The coenzyme A requirement of mammalian fatty acid synthetase: Evidence for involvement in the elongation of acyl-enzyme thioesters

Abstract

We have confirmed that coenzyme A is required for rat fatty acid synthetase activity (T. C. Linn, M. J. Stark, and P. A. Srere, 1980, J. Biol. Chem. 255, 1388–1392) . When rat liver or mammary gland fatty acid synthetase was assayed in the presence of a CoA-scavenging system such as ATP citrate lyase, almost complete inhibition of fatty acid synthesis was observed.

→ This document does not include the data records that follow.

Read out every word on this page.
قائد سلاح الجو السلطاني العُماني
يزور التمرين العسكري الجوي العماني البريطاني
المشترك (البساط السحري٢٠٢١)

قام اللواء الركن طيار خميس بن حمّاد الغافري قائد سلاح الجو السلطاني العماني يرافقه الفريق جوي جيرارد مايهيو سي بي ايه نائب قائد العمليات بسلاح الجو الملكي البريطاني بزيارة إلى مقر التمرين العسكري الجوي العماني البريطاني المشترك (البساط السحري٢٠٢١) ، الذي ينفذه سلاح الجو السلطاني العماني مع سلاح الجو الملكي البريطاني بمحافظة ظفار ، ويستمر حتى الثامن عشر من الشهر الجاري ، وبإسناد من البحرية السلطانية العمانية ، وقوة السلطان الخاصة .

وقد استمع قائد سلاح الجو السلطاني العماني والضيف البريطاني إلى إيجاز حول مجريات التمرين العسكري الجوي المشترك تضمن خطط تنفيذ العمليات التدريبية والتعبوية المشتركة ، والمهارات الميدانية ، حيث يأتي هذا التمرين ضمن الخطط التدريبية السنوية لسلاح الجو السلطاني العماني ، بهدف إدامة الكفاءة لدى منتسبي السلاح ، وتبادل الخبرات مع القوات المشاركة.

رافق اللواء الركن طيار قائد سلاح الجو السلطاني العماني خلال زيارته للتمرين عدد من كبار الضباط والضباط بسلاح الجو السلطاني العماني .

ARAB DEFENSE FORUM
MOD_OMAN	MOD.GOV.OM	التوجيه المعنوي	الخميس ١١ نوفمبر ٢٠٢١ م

The inhibition was reversed by addition of CoA or pantetheine, but not by addition of N-acetylcysteamine or other thiols. In the absence of CoA, the rate of elongation of acyl moieties on both native fatty acid synthetase and fatty acid synthetase lacking the chain-terminating thioesterase I component (trypsinized fatty acid synthetase) was reduced 100-fold. All of the palmitate synthesized slowly by the CoA-depleted native multienzyme was released, by the thioesterase I component, as the free fatty acid; only shorter-chainlength acyl moieties remained bound to the enzyme. The acyl- S-multienzyme thioesters formed by the trypsinized fatty acid synthetase in the absence of CoA contained saturated moieties of chain length C 6-C 16; addition of CoA promoted elongation of the acyl- S-multienzyme thioesters without release from the enzyme. The transfer of acetyl and malonyl moieties from CoA to the multienzyme, the reduction of S-acetoacetyl- N-acetylcysteamine and S-crotonyl- N-acetylcysteamine, and the dehydration of S-β-hydroxybutyryl- N-acetylcysteamine, reactions catalyzed by the fatty acid synthetase, were not dependent on the presence of CoA. The hydrolysis of acyl- S-multienzyme catalyzed by thioesterase I, the resident chain-terminating component of the fatty acid synthetase, and thioesterase II, a monofunctional mammary gland chain-terminating enzyme, was also independent of CoA availability as was hydrolysis of an acyl- S-pantetheine pentapeptide isolated from the multienzyme. On the basis of these observations we conclude that CoA is required for the elongation of acyl moieties on the fatty acid synthetase but not for their release from the multienzyme.